What can a transnational analysis of the development of comics and graphic novels teach us about the nature of the genre? Do the exchanges and circulations (of authors, characters, styles, subjects, publishing formats…) between national traditions allow for a rewriting of the evolution of graphic narratives, outside of nation-based or linguistic models? What do these migrations tell us about any immutable or invariable properties potentially common to graphic narratives, independently of their chronological and geographical positioning, their intended audiences or their degree of cultural recognition? How and to what extent can the historiography of comics and graphic novels benefit from adopting a global approach to the subject?

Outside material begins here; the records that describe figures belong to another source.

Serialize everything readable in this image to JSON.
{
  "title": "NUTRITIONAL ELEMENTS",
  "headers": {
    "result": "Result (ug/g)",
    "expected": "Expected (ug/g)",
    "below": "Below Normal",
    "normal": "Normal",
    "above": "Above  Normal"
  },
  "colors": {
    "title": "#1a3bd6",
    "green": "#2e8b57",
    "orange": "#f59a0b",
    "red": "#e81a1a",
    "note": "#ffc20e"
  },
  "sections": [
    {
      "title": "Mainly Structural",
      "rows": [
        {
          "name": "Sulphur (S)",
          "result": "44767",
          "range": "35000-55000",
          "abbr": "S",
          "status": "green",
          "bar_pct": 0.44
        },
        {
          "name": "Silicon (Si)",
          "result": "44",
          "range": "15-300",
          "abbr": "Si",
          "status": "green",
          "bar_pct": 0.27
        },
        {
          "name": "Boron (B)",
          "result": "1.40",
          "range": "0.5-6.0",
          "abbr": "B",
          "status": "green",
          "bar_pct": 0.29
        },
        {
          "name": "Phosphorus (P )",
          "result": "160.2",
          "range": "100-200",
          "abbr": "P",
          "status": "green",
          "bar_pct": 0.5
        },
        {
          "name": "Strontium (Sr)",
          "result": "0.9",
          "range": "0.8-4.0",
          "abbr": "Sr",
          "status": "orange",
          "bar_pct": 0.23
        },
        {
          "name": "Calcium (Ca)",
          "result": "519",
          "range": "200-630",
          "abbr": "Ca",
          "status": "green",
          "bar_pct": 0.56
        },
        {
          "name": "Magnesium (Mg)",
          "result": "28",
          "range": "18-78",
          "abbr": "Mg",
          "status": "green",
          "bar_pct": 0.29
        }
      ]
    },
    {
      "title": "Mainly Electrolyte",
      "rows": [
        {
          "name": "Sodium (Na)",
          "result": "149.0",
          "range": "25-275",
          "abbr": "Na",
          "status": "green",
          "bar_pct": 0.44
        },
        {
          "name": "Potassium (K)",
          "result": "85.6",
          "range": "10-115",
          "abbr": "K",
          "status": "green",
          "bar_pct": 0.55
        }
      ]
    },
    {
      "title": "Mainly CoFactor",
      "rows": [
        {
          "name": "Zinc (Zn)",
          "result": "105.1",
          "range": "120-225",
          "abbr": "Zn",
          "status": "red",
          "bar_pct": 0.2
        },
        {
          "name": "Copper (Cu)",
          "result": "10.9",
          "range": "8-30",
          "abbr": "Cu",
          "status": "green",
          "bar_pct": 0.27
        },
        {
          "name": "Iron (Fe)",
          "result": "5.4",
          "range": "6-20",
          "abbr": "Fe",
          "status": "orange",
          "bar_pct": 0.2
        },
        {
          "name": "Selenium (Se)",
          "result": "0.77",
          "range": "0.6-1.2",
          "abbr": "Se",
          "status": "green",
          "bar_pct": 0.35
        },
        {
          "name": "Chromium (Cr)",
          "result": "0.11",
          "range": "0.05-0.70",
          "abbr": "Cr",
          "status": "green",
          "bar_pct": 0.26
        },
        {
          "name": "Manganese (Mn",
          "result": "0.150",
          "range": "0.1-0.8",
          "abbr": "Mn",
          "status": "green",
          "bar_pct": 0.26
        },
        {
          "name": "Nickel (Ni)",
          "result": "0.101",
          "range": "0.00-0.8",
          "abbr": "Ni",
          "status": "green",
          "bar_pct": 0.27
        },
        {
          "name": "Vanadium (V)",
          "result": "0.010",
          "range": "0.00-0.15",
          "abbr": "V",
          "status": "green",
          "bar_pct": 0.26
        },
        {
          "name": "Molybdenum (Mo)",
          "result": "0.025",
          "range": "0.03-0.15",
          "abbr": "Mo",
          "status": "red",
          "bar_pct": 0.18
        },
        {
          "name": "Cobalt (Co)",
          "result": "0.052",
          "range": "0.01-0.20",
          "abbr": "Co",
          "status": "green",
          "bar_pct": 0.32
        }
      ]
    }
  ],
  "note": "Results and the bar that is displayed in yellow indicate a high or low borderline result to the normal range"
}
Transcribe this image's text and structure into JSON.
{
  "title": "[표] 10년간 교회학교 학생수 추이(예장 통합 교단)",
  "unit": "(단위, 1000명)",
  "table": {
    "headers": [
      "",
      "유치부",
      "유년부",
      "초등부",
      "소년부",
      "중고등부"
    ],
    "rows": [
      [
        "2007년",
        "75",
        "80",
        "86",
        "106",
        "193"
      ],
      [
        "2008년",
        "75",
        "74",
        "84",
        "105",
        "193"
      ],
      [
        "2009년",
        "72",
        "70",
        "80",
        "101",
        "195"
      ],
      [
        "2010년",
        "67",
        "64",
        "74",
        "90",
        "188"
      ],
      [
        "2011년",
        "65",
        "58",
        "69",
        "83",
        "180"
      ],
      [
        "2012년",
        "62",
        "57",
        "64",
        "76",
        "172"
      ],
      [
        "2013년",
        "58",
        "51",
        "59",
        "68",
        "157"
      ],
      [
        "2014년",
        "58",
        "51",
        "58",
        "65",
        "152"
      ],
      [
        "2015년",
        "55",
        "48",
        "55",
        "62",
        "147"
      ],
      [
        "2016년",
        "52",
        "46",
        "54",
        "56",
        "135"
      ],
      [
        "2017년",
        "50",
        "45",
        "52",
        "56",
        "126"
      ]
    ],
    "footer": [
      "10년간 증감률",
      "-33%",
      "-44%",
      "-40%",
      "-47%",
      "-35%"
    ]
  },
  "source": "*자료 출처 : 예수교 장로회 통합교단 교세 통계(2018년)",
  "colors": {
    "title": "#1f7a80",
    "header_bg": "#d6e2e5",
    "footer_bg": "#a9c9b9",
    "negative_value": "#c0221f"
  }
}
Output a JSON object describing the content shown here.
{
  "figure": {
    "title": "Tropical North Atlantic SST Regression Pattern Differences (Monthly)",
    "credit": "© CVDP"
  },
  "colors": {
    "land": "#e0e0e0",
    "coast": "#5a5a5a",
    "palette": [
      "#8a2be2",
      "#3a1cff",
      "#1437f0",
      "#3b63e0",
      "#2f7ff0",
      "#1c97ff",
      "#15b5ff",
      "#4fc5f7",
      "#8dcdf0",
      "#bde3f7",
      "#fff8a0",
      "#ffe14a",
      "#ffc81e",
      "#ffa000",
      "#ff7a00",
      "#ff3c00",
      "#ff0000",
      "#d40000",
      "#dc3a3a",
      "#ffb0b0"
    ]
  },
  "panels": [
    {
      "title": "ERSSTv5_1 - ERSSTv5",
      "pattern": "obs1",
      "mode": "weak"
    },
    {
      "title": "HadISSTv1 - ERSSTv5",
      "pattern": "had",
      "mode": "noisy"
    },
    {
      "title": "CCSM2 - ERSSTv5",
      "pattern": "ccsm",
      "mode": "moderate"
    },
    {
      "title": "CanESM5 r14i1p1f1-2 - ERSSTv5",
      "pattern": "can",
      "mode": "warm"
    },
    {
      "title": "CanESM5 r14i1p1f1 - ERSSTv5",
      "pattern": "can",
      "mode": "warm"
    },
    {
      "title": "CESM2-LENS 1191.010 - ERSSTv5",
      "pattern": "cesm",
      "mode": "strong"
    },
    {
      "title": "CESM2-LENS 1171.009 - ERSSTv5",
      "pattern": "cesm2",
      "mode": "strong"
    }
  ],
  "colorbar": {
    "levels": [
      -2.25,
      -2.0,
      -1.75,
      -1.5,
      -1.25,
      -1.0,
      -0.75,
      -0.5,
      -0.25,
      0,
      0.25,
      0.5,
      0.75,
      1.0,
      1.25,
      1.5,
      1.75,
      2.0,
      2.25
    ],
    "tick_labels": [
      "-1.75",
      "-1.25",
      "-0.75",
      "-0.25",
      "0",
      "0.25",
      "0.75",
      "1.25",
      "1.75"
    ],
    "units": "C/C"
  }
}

This issue of Paradoxa will explore comics and/or graphic novels. Among the possible approaches are:

• comics in their relation to their national identity whether in specific works or in series, as related to the publishing industry and its functioning, or to the career of individual authors, from the beginning of the genre to the present time;
• the importance of foreign influences on the evolution of national comics traditions; the success, or lack thereof, of comics characters in different countries;
• differences and similarities between national markets and readerships;
• governmental support and promotion of comic art;
• the transnational evolution of comics magazines;
• comics in a globalized world;
• the graphic novel as a global phenomenon; comics and graphic novels–natural evolution from one into the other, or competing genres?

We are interested in proposals from all disciplines and theoretical perspectives. Comparative studies which take into consideration more than one national tradition are preferred.